かつて彼のお父様はネクタイ地の織元として成功され後、将来を見据え日本で最後の低速織機を買い揃えたそうです。
以前「織機の違い」についてお話したように、生地を広げて見たとき、高速織機で織られた生地は地の目が傾斜し歪んでいます。
(それをアイロンで整え
ようにもゆがみは一時的にしか直りません。)それは生産効率を上げるための進化のように思われます。
一方、効率の悪い低速・中速織機で織られたものは、
縦・横の地の目が90度で通ります。
数年後もゆがみが少なく“長く着られる”生地と言えます。
洋服をつくる者にとっても、地の目が左右きっちり揃っていることはとても重要なことです。
普段弟子に「地の目がみえづらい無地の生地こそ特に気をつけるように。」と言っております。
イタリアにいる頃、生地メーカーに対し地の目の歪んでいる製品にクレームを入れたこともあります。
ですが、現在世界中の生地メーカーが高速機械で織っています。
イタリア、イギリス、アイルランドにて、実態をこの目でみてきました。
その上で、今や低速織機は世界の宝だと私は思います。
ですから、私は小林さんに、
「これから、真のグローバルために世界に通ずるMade in
Japanのものづくりをしなければ大成出来ません。」
「この宝を生かすも殺すも貴男次第です。お互い真のグローバルの生き方のお手本を世界に見せようじゃありませんか。」と私の抱いている夢を語りました。
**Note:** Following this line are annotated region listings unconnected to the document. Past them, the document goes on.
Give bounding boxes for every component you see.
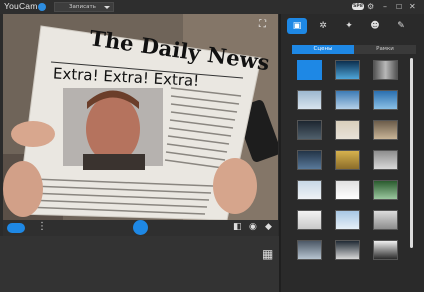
fullscreen-icon[interactable]: ⛶ bbox=[259, 20, 266, 30]
scene-thumbnail[interactable] bbox=[335, 120, 360, 140]
scene-thumbnail[interactable] bbox=[297, 210, 322, 230]
minimize-icon[interactable]: – bbox=[383, 1, 387, 13]
close-icon[interactable]: ✕ bbox=[409, 1, 416, 13]
scene-thumbnail[interactable] bbox=[373, 240, 398, 260]
scrollbar[interactable] bbox=[410, 58, 413, 248]
tab-scenes[interactable]: Сцены bbox=[292, 45, 354, 54]
avatar-icon[interactable]: ☻ bbox=[365, 18, 385, 34]
brush-icon[interactable]: ✎ bbox=[391, 18, 411, 34]
hd-badge[interactable]: SP8 bbox=[352, 3, 364, 10]
scene-thumbnail[interactable] bbox=[373, 90, 398, 110]
scene-thumbnail[interactable] bbox=[335, 240, 360, 260]
youcam-badge-icon[interactable] bbox=[38, 3, 46, 11]
maximize-icon[interactable]: ☐ bbox=[396, 1, 402, 13]
scene-thumbnail[interactable] bbox=[297, 120, 322, 140]
more-icon[interactable]: ⋮ bbox=[37, 222, 47, 232]
app-title: YouCam bbox=[4, 1, 38, 11]
camera-mode-icon[interactable] bbox=[7, 223, 25, 233]
pip-icon[interactable]: ◧ bbox=[233, 223, 242, 232]
settings-icon[interactable]: ⚙ bbox=[367, 1, 374, 13]
scene-thumbnail[interactable] bbox=[373, 180, 398, 200]
scene-thumbnail[interactable] bbox=[373, 120, 398, 140]
newspaper-scene: The Daily News Extra! Extra! Extra! bbox=[3, 14, 278, 220]
scene-thumbnail[interactable] bbox=[297, 90, 322, 110]
scene-tabs: Сцены Рамки bbox=[292, 45, 416, 54]
scenes-icon[interactable]: ▣ bbox=[287, 18, 307, 34]
tab-frames[interactable]: Рамки bbox=[354, 45, 416, 54]
scene-thumbnail[interactable] bbox=[335, 210, 360, 230]
eraser-icon[interactable]: ◆ bbox=[265, 223, 272, 232]
chevron-down-icon bbox=[104, 6, 110, 9]
preview-control-bar: ⋮ ◧ ◉ ◆ bbox=[3, 220, 278, 236]
scene-thumbnail[interactable] bbox=[335, 180, 360, 200]
scene-thumbnail[interactable] bbox=[373, 150, 398, 170]
capture-icon[interactable] bbox=[133, 220, 148, 235]
scene-thumbnail[interactable] bbox=[297, 60, 322, 80]
eye-icon[interactable]: ◉ bbox=[249, 223, 257, 232]
scene-thumbnail[interactable] bbox=[335, 150, 360, 170]
effects-icon[interactable]: ✲ bbox=[313, 18, 333, 34]
camera-preview[interactable]: The Daily News Extra! Extra! Extra! ⛶ bbox=[3, 14, 278, 220]
record-dropdown-label: Записать bbox=[69, 4, 96, 10]
magic-icon[interactable]: ✦ bbox=[339, 18, 359, 34]
media-tray: ▦ bbox=[0, 236, 281, 292]
scene-thumbnail[interactable] bbox=[297, 150, 322, 170]
record-dropdown[interactable]: Записать bbox=[54, 2, 114, 12]
title-bar: YouCam Записать SP8 ⚙ – ☐ ✕ bbox=[0, 0, 424, 14]
scene-thumbnail[interactable] bbox=[335, 60, 360, 80]
scene-thumbnail[interactable] bbox=[373, 60, 398, 80]
scene-thumbnail[interactable] bbox=[297, 180, 322, 200]
grid-icon[interactable]: ▦ bbox=[262, 248, 273, 260]
scene-thumbnail[interactable] bbox=[297, 240, 322, 260]
scene-thumbnail[interactable] bbox=[335, 90, 360, 110]
effects-panel: ▣ ✲ ✦ ☻ ✎ Сцены Рамки bbox=[281, 14, 424, 292]
scene-thumbnail[interactable] bbox=[373, 210, 398, 230]
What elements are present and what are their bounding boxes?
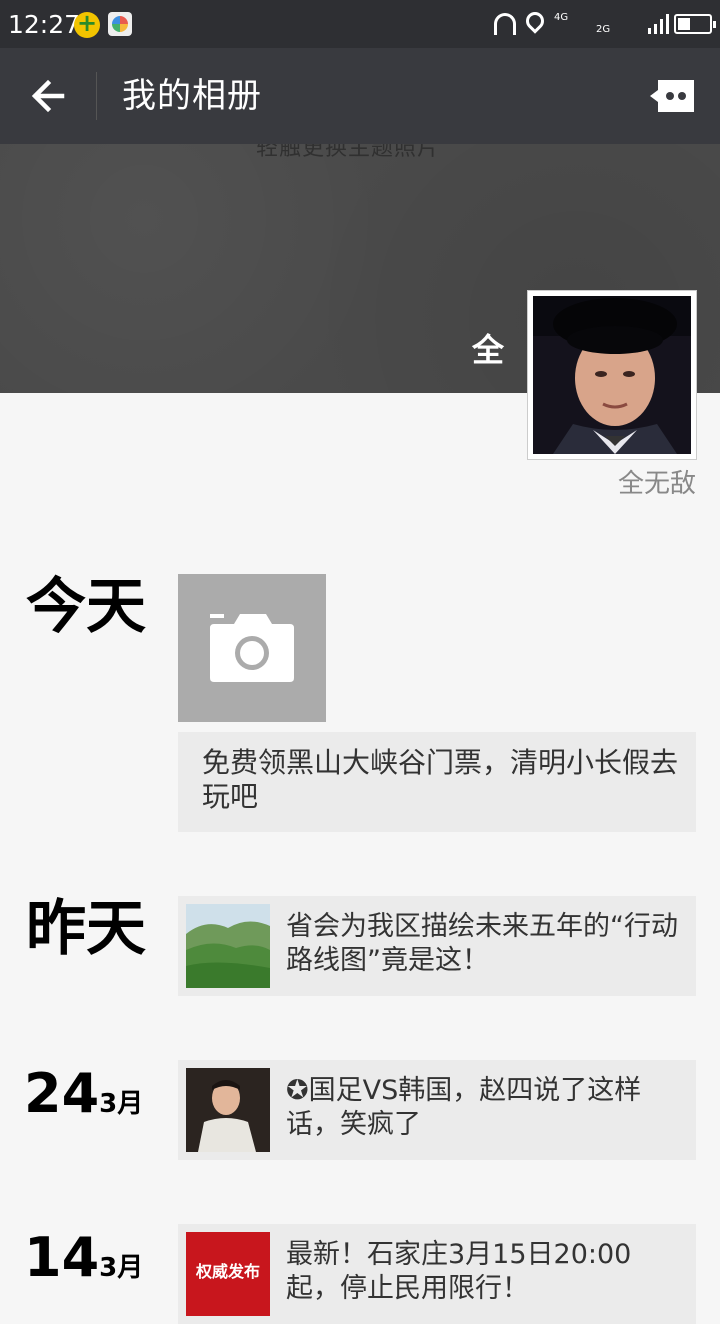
avatar-photo [533, 296, 691, 454]
feed-card[interactable]: ✪国足VS韩国，赵四说了这样话，笑疯了 [178, 1060, 696, 1160]
signature-text: 全无敌 [617, 469, 696, 499]
feed-card-thumbnail [186, 1068, 270, 1152]
feed-card-title: 省会为我区描绘未来五年的“行动路线图”竟是这！ [286, 911, 678, 976]
feed-card[interactable]: 免费领黑山大峡谷门票，清明小长假去玩吧 [178, 732, 696, 832]
post-photo-button[interactable] [178, 574, 326, 722]
date-month: 3月 [99, 1089, 144, 1119]
message-button[interactable] [648, 78, 696, 114]
thumbnail-caption: 权威发布 [195, 1262, 260, 1281]
avatar[interactable] [528, 291, 696, 459]
location-icon [522, 8, 548, 34]
app-bar: 我的相册 [0, 48, 720, 144]
username: 全 [472, 331, 505, 369]
network-type-bottom: 2G [596, 24, 611, 35]
date-14-march: 143月 [24, 1226, 143, 1300]
message-icon [650, 80, 694, 112]
date-yesterday: 昨天 [26, 894, 146, 964]
date-today: 今天 [26, 572, 146, 642]
feed-card-title: 免费领黑山大峡谷门票，清明小长假去玩吧 [202, 746, 679, 813]
feed-card-thumbnail: 权威发布 [186, 1232, 270, 1316]
feed-card[interactable]: 权威发布 最新！石家庄3月15日20:00起，停止民用限行！ [178, 1224, 696, 1324]
date-day: 24 [24, 1062, 100, 1125]
date-24-march: 243月 [24, 1062, 143, 1136]
back-button[interactable] [22, 70, 74, 122]
page-title: 我的相册 [122, 76, 262, 116]
network-signal-icon: 4G 2G [554, 12, 644, 38]
status-bar: 12:27 4G 2G [0, 0, 720, 48]
feed-card-title: 最新！石家庄3月15日20:00起，停止民用限行！ [286, 1239, 632, 1304]
headphone-icon [494, 13, 516, 35]
feed-card-title: ✪国足VS韩国，赵四说了这样话，笑疯了 [286, 1075, 642, 1140]
network-type-top: 4G [554, 12, 569, 23]
feed-card-thumbnail [186, 904, 270, 988]
app-notification-icon [74, 9, 100, 38]
battery-icon [674, 14, 716, 34]
feed-card[interactable]: 省会为我区描绘未来五年的“行动路线图”竟是这！ [178, 896, 696, 996]
camera-icon [210, 614, 294, 682]
app-bar-divider [96, 72, 97, 120]
status-time: 12:27 [8, 10, 81, 39]
date-month: 3月 [99, 1253, 144, 1283]
signal-bars-icon [648, 14, 672, 34]
cover-hint-text: 轻触更换主题照片 [256, 144, 441, 161]
app-notification-icon-2 [108, 12, 132, 36]
back-arrow-icon [31, 79, 65, 113]
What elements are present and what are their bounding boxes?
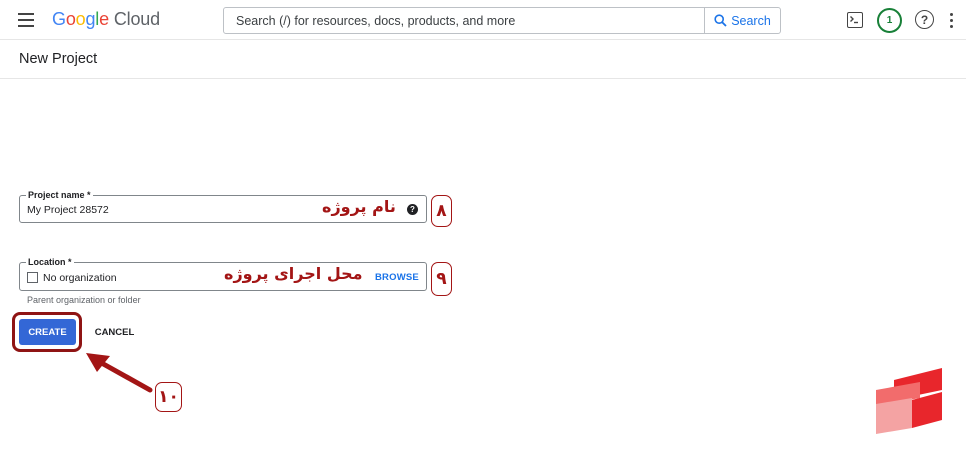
search-icon <box>714 14 727 27</box>
project-name-value: My Project 28572 <box>27 204 109 216</box>
project-name-help-icon[interactable]: ? <box>407 204 418 215</box>
cancel-button[interactable]: CANCEL <box>86 319 143 345</box>
create-button[interactable]: CREATE <box>19 319 76 345</box>
terminal-icon[interactable] <box>847 12 863 28</box>
top-bar: GoogleCloud Search 1 ? <box>0 0 966 40</box>
menu-icon[interactable] <box>18 12 36 28</box>
project-name-label: Project name * <box>26 189 93 201</box>
browse-button[interactable]: BROWSE <box>375 272 419 283</box>
arrow-icon <box>86 353 153 393</box>
location-field[interactable]: Location * No organization BROWSE <box>19 256 427 291</box>
google-cloud-logo[interactable]: Google Cloud <box>52 9 160 30</box>
page-title: New Project <box>19 51 98 67</box>
location-label: Location * <box>26 256 74 268</box>
search-input[interactable] <box>224 8 704 33</box>
page-header: New Project <box>0 40 966 79</box>
help-icon[interactable]: ? <box>915 10 934 29</box>
location-annotation: محل اجرای پروژه <box>224 264 363 283</box>
search-button-label: Search <box>731 13 771 28</box>
organization-icon <box>27 272 38 283</box>
search-bar: Search <box>223 7 781 34</box>
notification-badge[interactable]: 1 <box>877 8 902 33</box>
location-helper-text: Parent organization or folder <box>27 295 141 305</box>
search-button[interactable]: Search <box>704 8 780 33</box>
location-value: No organization <box>43 272 117 284</box>
step-badge-9: ۹ <box>431 262 452 296</box>
step-badge-8: ۸ <box>431 195 452 227</box>
step-badge-10: ۱۰ <box>155 382 182 412</box>
project-name-annotation: نام پروژه <box>322 197 396 216</box>
more-vert-icon[interactable] <box>950 12 954 28</box>
brand-logo <box>876 368 942 434</box>
terminal-prompt-icon <box>850 16 858 24</box>
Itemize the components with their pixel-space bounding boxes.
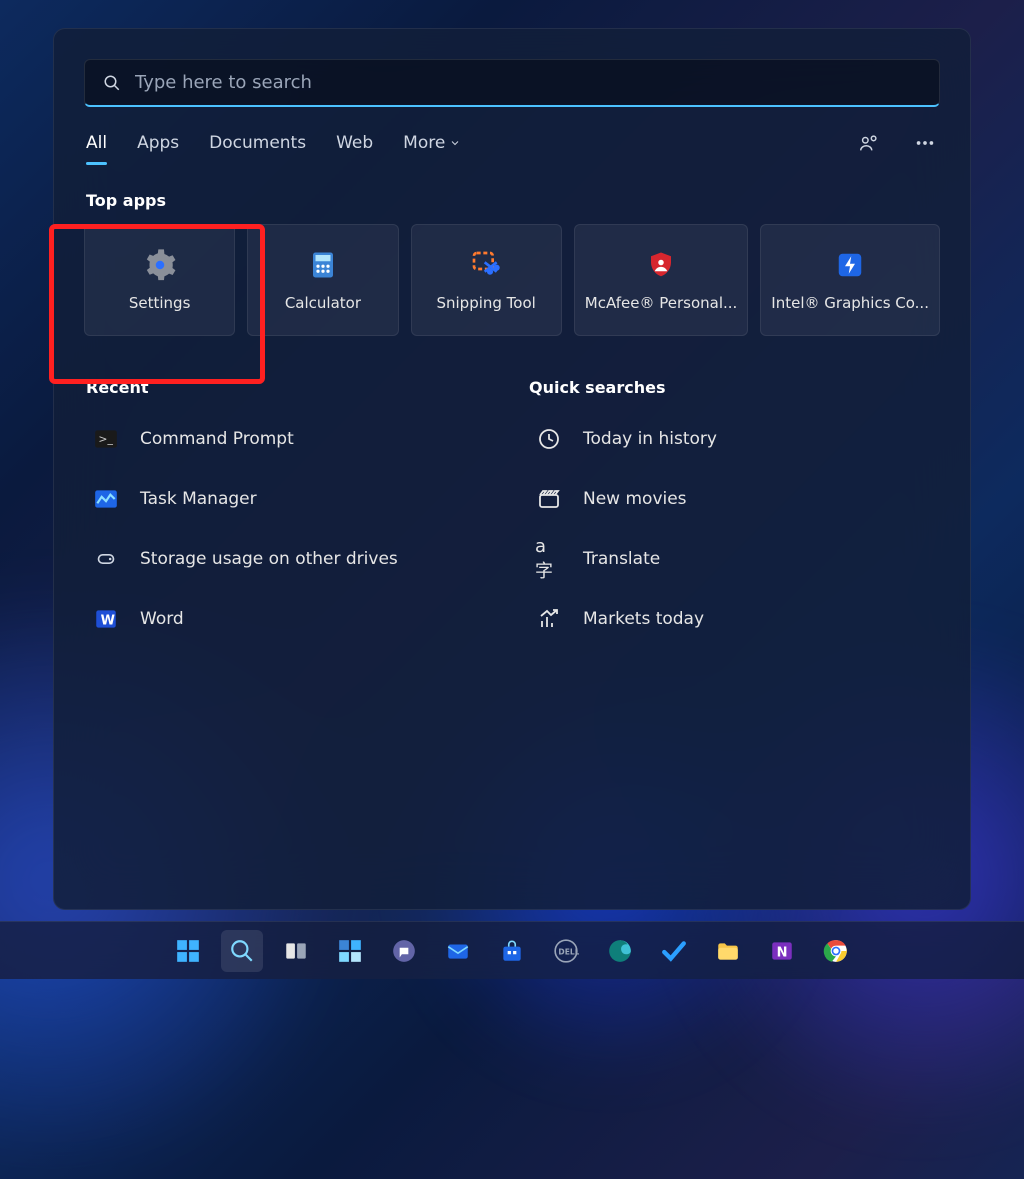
taskbar-explorer-button[interactable] (707, 930, 749, 972)
widgets-icon (337, 938, 363, 964)
search-bar[interactable] (84, 59, 940, 107)
taskbar-teams-button[interactable] (383, 930, 425, 972)
svg-text:>_: >_ (98, 432, 113, 445)
clapperboard-icon (535, 485, 563, 513)
store-icon (499, 938, 525, 964)
top-app-intel-graphics[interactable]: Intel® Graphics Co... (760, 224, 940, 336)
chevron-down-icon (449, 137, 461, 149)
list-item-label: Word (140, 609, 184, 629)
taskbar-edge-button[interactable] (599, 930, 641, 972)
gear-icon (143, 248, 177, 282)
recent-item-command-prompt[interactable]: >_ Command Prompt (84, 411, 497, 467)
tab-documents[interactable]: Documents (207, 125, 308, 161)
check-icon (661, 938, 687, 964)
mail-icon (445, 938, 471, 964)
top-app-calculator[interactable]: Calculator (247, 224, 398, 336)
quick-searches-list: Today in history New movies a字 Translate… (527, 411, 940, 647)
tab-more[interactable]: More (401, 125, 463, 161)
top-app-label: Calculator (285, 294, 361, 312)
quick-search-markets-today[interactable]: Markets today (527, 591, 940, 647)
top-apps-heading: Top apps (86, 191, 940, 210)
edge-icon (607, 938, 633, 964)
list-item-label: New movies (583, 489, 687, 509)
chat-icon (391, 938, 417, 964)
recent-item-word[interactable]: W Word (84, 591, 497, 647)
word-icon: W (92, 605, 120, 633)
windows-icon (175, 938, 201, 964)
task-view-icon (283, 938, 309, 964)
dell-icon: DELL (553, 938, 579, 964)
taskbar-store-button[interactable] (491, 930, 533, 972)
translate-icon: a字 (535, 545, 563, 573)
list-item-label: Task Manager (140, 489, 257, 509)
top-app-label: Settings (129, 294, 191, 312)
svg-text:N: N (777, 945, 788, 960)
search-icon (103, 74, 121, 92)
list-item-label: Markets today (583, 609, 704, 629)
shield-icon (644, 248, 678, 282)
calculator-icon (306, 248, 340, 282)
search-panel: All Apps Documents Web More Top apps Set… (53, 28, 971, 910)
top-app-mcafee[interactable]: McAfee® Personal... (574, 224, 749, 336)
taskbar-chrome-button[interactable] (815, 930, 857, 972)
top-app-settings[interactable]: Settings (84, 224, 235, 336)
ellipsis-icon (914, 132, 936, 154)
scissors-icon (469, 248, 503, 282)
list-item-label: Command Prompt (140, 429, 294, 449)
more-options-button[interactable] (910, 128, 940, 158)
chrome-icon (823, 938, 849, 964)
svg-text:DELL: DELL (558, 947, 579, 956)
people-icon (858, 132, 880, 154)
top-apps-grid: Settings Calculator Snipping Tool McAfee… (84, 224, 940, 336)
folder-icon (715, 938, 741, 964)
taskbar-todo-button[interactable] (653, 930, 695, 972)
taskbar-search-button[interactable] (221, 930, 263, 972)
tab-apps[interactable]: Apps (135, 125, 181, 161)
svg-text:W: W (101, 613, 115, 628)
trending-up-icon (535, 605, 563, 633)
quick-search-today-in-history[interactable]: Today in history (527, 411, 940, 467)
recent-heading: Recent (86, 378, 497, 397)
chart-icon (92, 485, 120, 513)
top-app-label: Intel® Graphics Co... (771, 294, 929, 312)
recent-item-task-manager[interactable]: Task Manager (84, 471, 497, 527)
taskbar-start-button[interactable] (167, 930, 209, 972)
drive-icon (92, 545, 120, 573)
filter-tabs: All Apps Documents Web More (84, 113, 940, 173)
quick-searches-heading: Quick searches (529, 378, 940, 397)
list-item-label: Translate (583, 549, 660, 569)
recent-item-storage-usage[interactable]: Storage usage on other drives (84, 531, 497, 587)
taskbar-dell-button[interactable]: DELL (545, 930, 587, 972)
taskbar-onenote-button[interactable]: N (761, 930, 803, 972)
list-item-label: Storage usage on other drives (140, 549, 398, 569)
top-app-label: McAfee® Personal... (585, 294, 738, 312)
tab-all[interactable]: All (84, 125, 109, 161)
quick-search-new-movies[interactable]: New movies (527, 471, 940, 527)
terminal-icon: >_ (92, 425, 120, 453)
search-input[interactable] (135, 72, 921, 93)
quick-search-translate[interactable]: a字 Translate (527, 531, 940, 587)
search-across-button[interactable] (854, 128, 884, 158)
recent-list: >_ Command Prompt Task Manager Storage u… (84, 411, 497, 647)
list-item-label: Today in history (583, 429, 717, 449)
lightning-icon (833, 248, 867, 282)
taskbar-mail-button[interactable] (437, 930, 479, 972)
top-app-label: Snipping Tool (436, 294, 535, 312)
clock-icon (535, 425, 563, 453)
tab-more-label: More (403, 133, 445, 153)
taskbar-widgets-button[interactable] (329, 930, 371, 972)
taskbar-task-view-button[interactable] (275, 930, 317, 972)
onenote-icon: N (769, 938, 795, 964)
taskbar: DELL N (0, 921, 1024, 979)
search-icon (229, 938, 255, 964)
tab-web[interactable]: Web (334, 125, 375, 161)
top-app-snipping-tool[interactable]: Snipping Tool (411, 224, 562, 336)
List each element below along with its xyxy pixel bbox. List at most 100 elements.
その上で「例えばイタリア・カルロリーバ社のような品質の物を作ってほしい。」とサンプルを持ち、
山梨の工場まで出かけました。
そしてその後、小林さんが試行錯誤を繰り返し研究し、“この宝物“を生かして出来上がった第一作が、この麻60%綿40%のシャツ地です。『Made in Japanの確かな品質に、軽く肌触りの良いファブリックデザイン』の洋服を皆様にご紹介致します。